Born in 1924 in Brooklyn, New York, of immigrant Russian-Jewish parents, he grew up in poverty in Madison, Wisconsin. Like many children of recent immigrants, he was bent on obtaining an education. Entering the University of Wisconsin at the age of 17, he determined to fight in World War II against fascism. He enlisted in the U.S. Army and was sent to the University of Iowa in the Army Specialized Training Program, and then to the University of Minnesota School of Medicine from which he graduated in 1948. After a year of internship in internal medicine, he served a three-year residency in psychiatry at the Payne Whitney Clinic of New York Hospital and Cornell University School of Medicine. In 1948 he had transferred to the U.S. Air Force Medical Corps, and in 1952 was appointed Chief of Psychiatry Service at the Lackland Air Force Base, San Antonio, Texas. While holding this position, he had also been appointed Professor and Head of the Department of Psychiatry, Neurology and Biobehavioral Sciences at the University of Oklahoma School of Medicine–the youngest person ever to have held a chairmanship in psychiatry in the United States until, or since, that time. In 1969, he moved to UCLA to head its department and direct the Neuropsychiatry Institute.

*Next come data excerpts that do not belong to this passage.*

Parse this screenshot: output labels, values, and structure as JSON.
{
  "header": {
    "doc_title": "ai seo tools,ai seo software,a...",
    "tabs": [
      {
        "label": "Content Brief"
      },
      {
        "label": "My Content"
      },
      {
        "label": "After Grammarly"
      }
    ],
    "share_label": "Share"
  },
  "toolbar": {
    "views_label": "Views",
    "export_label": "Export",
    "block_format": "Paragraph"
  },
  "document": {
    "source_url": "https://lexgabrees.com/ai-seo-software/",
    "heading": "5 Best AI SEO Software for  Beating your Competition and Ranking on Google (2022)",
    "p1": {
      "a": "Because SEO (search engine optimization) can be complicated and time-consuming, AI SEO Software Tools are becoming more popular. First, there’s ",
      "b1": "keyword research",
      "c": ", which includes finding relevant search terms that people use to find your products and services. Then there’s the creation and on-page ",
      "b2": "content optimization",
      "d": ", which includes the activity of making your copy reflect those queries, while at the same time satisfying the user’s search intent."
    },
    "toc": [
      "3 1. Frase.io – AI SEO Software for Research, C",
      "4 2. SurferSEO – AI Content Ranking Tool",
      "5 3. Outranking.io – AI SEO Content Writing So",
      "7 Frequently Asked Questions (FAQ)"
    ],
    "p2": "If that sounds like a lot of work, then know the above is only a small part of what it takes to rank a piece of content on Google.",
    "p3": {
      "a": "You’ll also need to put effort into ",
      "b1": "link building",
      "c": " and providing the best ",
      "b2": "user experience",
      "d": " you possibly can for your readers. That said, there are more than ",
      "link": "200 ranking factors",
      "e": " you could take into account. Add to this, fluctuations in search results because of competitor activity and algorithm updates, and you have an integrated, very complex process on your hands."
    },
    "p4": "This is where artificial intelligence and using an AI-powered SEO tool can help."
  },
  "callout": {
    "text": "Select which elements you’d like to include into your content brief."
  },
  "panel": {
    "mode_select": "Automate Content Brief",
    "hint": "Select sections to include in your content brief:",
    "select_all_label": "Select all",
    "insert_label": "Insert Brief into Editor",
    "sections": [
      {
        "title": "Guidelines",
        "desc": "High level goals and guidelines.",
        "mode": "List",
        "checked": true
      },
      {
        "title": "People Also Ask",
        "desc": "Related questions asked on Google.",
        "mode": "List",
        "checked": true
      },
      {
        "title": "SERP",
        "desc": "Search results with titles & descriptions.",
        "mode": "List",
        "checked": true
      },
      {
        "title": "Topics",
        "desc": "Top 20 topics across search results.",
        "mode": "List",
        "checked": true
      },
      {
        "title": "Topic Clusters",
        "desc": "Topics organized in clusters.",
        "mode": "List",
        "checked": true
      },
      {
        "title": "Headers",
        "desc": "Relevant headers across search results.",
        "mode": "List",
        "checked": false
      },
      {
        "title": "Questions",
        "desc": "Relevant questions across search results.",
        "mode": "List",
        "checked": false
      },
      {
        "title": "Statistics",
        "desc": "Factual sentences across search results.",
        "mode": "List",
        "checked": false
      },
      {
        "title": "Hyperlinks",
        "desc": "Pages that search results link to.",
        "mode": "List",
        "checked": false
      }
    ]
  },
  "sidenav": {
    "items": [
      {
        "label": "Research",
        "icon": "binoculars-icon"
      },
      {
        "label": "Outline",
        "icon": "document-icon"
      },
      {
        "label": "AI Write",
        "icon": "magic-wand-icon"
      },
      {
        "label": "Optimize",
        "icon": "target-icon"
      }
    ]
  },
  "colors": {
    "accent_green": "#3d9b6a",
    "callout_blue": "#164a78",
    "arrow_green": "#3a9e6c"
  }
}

Implicit in the foregoing are the outlines of an American success story–the poor immigrant son, who by dint of his intelligence and energy, makes the best of freedom and the opportunity offered to him to realize himself. What is not so usual in this familiar American story is that from an early age and throughout his life, West fought for the equal rights of others so that they might have similar opportunities for self-realization. Always larger than life, he was bold and courageous. He led the way toward the integration of medical fraternities, and the civil right changes in the South. He battled actively and ceaselessly for individual freedom and dignity, opposing prejudice, bias, bigotry, violence, torture, and the subjugation, punishment and mistreatment of others by governments, the judiciary, the military, kidnappers, cult, leaders, and phony prophets. He took the side of the poor, minorities, children, the disenfranchised, the mentally ill, the ignorant and the weak.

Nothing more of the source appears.